Monete d'oro romane, ritrovamento epocale a Como: il giallo dell'occultamento
Un ritrovamento epocale, che potrebbe gettare novità di rilievo sulla storia romana. È stata presentata così, oggi, a Milano, la scoperta di un vaso contenente centinaia di monete d'oro - la cui vista lascia senza fiato - nel corso dei lavori di scavo privati, a Como.

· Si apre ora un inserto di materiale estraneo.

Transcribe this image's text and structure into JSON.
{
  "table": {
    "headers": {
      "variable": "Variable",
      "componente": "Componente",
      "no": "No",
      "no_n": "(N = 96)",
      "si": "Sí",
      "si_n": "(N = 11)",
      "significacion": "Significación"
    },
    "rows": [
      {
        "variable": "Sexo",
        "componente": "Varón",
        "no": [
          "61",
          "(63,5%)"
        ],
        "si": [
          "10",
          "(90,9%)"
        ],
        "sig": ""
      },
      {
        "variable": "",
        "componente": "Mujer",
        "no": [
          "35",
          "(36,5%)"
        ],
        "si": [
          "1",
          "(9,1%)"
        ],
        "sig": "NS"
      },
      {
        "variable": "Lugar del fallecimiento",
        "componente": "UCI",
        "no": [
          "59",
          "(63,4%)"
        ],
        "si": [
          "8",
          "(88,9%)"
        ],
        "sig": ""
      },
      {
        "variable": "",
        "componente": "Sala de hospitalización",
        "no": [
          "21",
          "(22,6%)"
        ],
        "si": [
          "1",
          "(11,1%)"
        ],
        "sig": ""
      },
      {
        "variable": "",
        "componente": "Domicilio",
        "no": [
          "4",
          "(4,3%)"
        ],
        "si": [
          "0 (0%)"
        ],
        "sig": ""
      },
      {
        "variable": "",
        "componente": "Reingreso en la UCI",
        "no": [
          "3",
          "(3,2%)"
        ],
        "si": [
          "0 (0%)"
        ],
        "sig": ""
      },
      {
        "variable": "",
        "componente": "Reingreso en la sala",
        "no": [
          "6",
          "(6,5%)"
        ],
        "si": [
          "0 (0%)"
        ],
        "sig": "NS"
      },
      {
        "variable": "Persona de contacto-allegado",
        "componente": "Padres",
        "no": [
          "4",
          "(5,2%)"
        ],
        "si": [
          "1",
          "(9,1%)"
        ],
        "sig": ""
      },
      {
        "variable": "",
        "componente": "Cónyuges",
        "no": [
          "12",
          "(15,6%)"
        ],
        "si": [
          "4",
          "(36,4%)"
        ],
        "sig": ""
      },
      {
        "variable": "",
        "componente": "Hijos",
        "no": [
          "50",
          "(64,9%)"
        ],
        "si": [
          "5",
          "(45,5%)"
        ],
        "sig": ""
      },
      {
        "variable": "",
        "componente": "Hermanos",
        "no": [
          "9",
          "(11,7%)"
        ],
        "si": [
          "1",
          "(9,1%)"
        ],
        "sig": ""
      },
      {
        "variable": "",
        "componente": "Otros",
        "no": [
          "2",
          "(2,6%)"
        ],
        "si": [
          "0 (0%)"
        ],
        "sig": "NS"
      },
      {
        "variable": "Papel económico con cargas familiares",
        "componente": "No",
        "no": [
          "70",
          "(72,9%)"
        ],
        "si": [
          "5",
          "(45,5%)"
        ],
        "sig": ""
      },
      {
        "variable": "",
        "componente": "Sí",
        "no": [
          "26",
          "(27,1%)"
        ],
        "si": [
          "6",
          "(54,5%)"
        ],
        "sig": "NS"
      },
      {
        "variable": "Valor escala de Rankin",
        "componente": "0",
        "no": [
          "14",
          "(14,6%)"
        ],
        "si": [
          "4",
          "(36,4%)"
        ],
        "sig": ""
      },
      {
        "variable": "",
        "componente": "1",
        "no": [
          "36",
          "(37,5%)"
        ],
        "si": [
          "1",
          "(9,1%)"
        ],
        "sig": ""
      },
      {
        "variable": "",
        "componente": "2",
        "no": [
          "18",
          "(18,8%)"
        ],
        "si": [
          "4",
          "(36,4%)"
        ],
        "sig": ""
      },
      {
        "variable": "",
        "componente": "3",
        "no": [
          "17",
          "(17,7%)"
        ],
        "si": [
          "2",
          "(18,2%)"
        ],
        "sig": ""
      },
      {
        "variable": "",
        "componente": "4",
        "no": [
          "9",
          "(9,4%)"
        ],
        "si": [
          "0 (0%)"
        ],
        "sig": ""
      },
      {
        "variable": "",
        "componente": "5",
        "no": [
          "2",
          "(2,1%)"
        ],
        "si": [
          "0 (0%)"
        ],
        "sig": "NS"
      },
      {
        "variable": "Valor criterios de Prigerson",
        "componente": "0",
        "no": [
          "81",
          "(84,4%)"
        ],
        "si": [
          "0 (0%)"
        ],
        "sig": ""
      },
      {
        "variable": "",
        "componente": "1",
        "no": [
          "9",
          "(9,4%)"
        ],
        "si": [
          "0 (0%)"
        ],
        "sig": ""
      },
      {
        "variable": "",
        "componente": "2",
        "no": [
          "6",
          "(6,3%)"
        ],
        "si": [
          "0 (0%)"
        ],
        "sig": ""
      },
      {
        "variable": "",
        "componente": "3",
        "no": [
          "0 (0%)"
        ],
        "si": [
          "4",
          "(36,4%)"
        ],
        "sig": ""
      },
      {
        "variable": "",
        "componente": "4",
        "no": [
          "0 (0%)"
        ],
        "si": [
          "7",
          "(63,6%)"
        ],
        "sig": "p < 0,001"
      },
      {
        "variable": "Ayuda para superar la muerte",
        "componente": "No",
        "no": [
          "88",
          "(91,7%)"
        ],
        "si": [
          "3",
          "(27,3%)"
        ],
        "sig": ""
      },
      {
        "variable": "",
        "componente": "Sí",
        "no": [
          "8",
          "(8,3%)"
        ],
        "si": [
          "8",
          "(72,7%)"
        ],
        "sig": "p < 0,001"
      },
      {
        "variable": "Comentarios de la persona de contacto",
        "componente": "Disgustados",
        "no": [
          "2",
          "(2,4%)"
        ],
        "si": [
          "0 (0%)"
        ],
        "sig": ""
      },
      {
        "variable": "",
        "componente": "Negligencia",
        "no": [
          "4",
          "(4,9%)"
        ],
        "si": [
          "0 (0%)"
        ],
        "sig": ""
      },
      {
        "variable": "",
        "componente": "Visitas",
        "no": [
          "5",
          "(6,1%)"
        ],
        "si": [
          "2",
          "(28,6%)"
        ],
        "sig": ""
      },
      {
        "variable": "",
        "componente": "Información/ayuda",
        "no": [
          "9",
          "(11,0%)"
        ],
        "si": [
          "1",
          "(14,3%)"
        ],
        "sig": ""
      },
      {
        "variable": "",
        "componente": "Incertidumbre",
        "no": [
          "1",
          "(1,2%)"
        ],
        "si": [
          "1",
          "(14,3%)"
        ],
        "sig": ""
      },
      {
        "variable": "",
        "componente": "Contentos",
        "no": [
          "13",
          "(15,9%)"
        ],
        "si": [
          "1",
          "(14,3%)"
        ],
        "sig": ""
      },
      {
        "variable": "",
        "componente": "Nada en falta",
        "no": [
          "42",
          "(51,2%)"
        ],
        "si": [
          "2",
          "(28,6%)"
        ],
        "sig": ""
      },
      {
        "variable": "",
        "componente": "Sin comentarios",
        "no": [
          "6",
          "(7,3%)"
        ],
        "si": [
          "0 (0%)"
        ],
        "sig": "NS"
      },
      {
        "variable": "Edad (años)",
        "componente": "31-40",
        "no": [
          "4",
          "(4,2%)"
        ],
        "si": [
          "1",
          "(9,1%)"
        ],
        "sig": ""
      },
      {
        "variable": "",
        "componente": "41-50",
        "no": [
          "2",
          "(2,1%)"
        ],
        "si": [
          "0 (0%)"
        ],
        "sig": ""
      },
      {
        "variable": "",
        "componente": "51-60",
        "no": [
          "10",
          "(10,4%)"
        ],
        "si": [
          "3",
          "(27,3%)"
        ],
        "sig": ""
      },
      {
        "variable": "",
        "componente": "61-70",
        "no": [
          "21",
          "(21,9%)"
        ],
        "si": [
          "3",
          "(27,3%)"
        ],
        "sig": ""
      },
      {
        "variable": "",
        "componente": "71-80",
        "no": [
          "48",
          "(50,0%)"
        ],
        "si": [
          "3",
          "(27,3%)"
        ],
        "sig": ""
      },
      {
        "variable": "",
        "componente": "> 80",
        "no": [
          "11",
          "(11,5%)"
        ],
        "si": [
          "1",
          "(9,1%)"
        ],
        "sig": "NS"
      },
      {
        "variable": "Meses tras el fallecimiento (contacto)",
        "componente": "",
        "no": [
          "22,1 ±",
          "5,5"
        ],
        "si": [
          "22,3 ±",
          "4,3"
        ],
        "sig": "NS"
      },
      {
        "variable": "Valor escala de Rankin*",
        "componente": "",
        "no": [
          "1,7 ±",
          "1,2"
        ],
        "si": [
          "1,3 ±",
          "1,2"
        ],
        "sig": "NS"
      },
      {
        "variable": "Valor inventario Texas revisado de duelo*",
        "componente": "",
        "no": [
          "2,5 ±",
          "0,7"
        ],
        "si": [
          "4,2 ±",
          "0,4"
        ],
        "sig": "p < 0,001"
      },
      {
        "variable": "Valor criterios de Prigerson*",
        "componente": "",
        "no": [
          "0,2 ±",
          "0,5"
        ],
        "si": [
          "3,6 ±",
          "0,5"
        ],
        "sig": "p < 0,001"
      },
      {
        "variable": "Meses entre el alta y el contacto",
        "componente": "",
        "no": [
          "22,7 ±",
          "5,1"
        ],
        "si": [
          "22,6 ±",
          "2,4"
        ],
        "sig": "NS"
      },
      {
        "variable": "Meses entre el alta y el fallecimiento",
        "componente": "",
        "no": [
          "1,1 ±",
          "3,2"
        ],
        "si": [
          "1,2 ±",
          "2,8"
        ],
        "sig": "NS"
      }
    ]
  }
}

«Per me questo è un caso epocale, uno di quelli che segna il percorso della storia. Non siamo ancora in grado di capirlo, ma è un messaggio che ci arriva dai nostri antenati», ha detto il ministro dei Beni Culturali, Alberto Bonisoli, alla conferenza stampa di presentazione che si è tenuta nella sede della Soprintendenza lombarda. Dopo il fragore suscitato dalle anticipazioni di stampa, è stato annunciato oggi che nel contenitore, un vaso in pietra ollare raro per forma e fattura, non ci sarebbero solo monete d'oro romane, ma dalle prime ispezioni sarebbero stati individuati almeno altri tre oggetti. «Di certo abbiamo intravisto una barretta d'oro (una sorta di lingottò, ndr) - hanno spiegato Barbara Grassi, responsabile della direzione scientifica dello scavo comasco, e la collega Grazia Facchinetti, esperta di numismatica - e altri due oggetti. Ma al momento, nel microscavo abbiamo rimosso solo il primo strato di 27 monete. Si tratta di 'solidì romani da circa 4 grammi e mezzo d'oro, coniati nel periodo degli imperatori Onorio, Valentiniano III, Leone I e Livio Severo, quindi non collocabili oltre il 474 d.C. »L'insieme deporrebbe per il deposito di una cassa pubblica, poco probabilmente del tesoro di un privato«: ed è questa, al momento, l'ipotesi archeologica prevalente, suffragata anche dal fatto che le monete erano originariamente »impilate« grazie a qualche contenitore che si è disintegrato col passare dei secoli.